I was the one who made him do a draft and then write it out again as I thought this would help him get the punctuation etc right which can be erratic (slowly getting round to sticking capitals in the right place) and I thought at least writing it out again should be straightforward given all the thinking had been done but I guess that if there is a physical reason (as opposed to an psychological reason) it would be quite draining to do again. I think teachers just think he is being lazy because in other respects he comes across as very verbally adroit.

educatingarti Wed 31-Oct-12 23:21:13

Sometimes you can find a private occupational therapist or handwriting tutor who can assess your ds, advise on the exact issues affecting him and work on remedying it. There are sometimes specific exercises you can do to reduce pain when writing and increase fluency and speed

lljkk Thu 01-Nov-12 22:58:22

Gareth Malone Extraordinary School for Boys.

stclemens Fri 02-Nov-12 10:55:46

can you expand - what did he do?

lljkk Fri 02-Nov-12 18:51:54

I was hoping you'd feel inspired to Google those words. I still think you'll have to, anyway. Some good discussions here at the time, too.

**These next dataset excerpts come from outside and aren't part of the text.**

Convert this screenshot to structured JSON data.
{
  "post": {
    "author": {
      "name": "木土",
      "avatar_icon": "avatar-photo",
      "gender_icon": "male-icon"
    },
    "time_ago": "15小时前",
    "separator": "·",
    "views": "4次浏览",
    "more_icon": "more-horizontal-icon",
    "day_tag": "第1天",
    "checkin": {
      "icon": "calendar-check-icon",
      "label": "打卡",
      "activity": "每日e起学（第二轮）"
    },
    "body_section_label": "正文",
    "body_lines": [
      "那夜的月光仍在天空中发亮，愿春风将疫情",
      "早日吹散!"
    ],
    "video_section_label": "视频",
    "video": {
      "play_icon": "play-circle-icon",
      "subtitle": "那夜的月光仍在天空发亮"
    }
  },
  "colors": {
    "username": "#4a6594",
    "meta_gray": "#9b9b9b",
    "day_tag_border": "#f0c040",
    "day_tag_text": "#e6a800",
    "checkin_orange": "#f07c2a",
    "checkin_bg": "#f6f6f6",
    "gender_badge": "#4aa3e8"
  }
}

Malone is mostly a performer & choir leader, but he's very charismatic & understands how people tick, how to get the best from them as individuals.

Malone had the idea that conventional teaching of literacy is too staid & prescriptive, & therefore especially not suited to many boys (kinesthetic learners, risk taking, competitive). Especially when it comes to something which has to have some element of quiet contemplation (writing).

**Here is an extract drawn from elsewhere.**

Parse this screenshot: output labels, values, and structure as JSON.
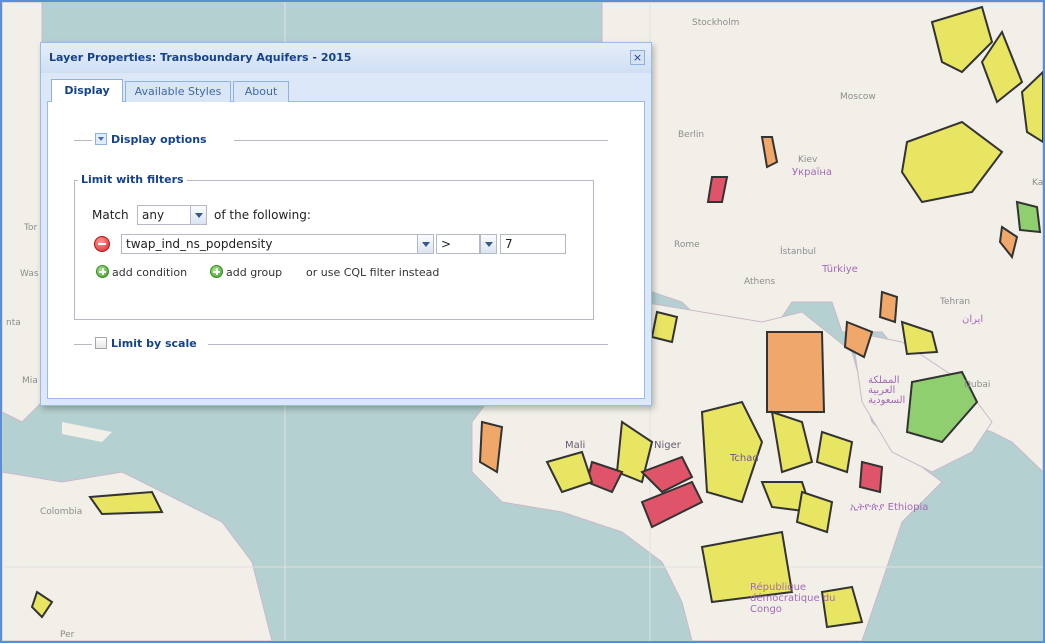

Malone convinced a London area school to give him 2 or 3 days a week over a small period... 6 or 8 weeks? To see if he could improve English standards just for boys in that time. His final results seemed impressive.

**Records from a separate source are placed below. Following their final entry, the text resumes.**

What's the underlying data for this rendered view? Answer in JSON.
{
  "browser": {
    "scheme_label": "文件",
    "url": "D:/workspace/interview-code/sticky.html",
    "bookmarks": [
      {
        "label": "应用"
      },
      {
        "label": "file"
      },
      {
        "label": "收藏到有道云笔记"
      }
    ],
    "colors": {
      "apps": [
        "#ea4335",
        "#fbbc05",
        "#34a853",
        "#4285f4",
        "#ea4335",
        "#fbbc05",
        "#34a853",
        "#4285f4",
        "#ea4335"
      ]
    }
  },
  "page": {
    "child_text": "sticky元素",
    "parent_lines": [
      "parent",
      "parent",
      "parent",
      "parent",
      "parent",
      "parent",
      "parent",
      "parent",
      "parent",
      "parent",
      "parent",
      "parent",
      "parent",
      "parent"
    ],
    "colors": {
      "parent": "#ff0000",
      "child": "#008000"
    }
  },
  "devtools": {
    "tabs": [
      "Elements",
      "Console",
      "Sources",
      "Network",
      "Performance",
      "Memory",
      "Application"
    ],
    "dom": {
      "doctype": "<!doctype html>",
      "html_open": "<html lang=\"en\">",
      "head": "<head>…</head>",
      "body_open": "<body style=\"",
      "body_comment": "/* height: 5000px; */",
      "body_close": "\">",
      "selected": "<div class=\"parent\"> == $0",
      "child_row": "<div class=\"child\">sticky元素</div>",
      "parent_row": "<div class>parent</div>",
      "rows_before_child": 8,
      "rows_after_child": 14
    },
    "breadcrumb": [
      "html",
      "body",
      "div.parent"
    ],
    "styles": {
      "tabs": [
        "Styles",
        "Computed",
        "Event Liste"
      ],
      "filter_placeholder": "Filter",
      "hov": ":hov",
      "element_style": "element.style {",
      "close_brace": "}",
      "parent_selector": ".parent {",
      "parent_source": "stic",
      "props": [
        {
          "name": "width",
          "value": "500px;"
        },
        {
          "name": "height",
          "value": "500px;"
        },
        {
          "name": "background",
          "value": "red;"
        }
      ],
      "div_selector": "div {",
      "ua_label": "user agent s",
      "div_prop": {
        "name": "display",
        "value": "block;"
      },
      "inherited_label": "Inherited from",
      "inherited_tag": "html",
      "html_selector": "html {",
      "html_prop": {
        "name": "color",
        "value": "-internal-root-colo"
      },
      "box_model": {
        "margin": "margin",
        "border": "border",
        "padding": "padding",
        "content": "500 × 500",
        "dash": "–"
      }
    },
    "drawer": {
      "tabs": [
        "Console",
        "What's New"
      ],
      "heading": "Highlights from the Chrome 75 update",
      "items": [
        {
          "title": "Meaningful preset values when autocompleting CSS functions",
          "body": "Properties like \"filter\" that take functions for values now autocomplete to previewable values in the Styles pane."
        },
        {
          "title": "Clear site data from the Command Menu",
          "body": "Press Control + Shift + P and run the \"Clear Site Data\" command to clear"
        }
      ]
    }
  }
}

He did things like put on a speaking contest: he reckoned that they had to start by improving their speaking skills. He did loads just on better speech. He also had them work in creative competitive and collaborative groups to devise story telling, to plan and write & perform a play. He took the boys out on adventure hours to improve team working & communication skills. There's more to it than all that, just writing off top of my head.

I have a friend who does the exact same things as Malone, same philosophy, goes into schools to do writing workshops. Just scruffier & older (& cheaper, no doubt).

Perhaps what these people do most is transmit their enthusiasm and confidence for creative writing to the children. Forget the tickboxes, just get the ideas out.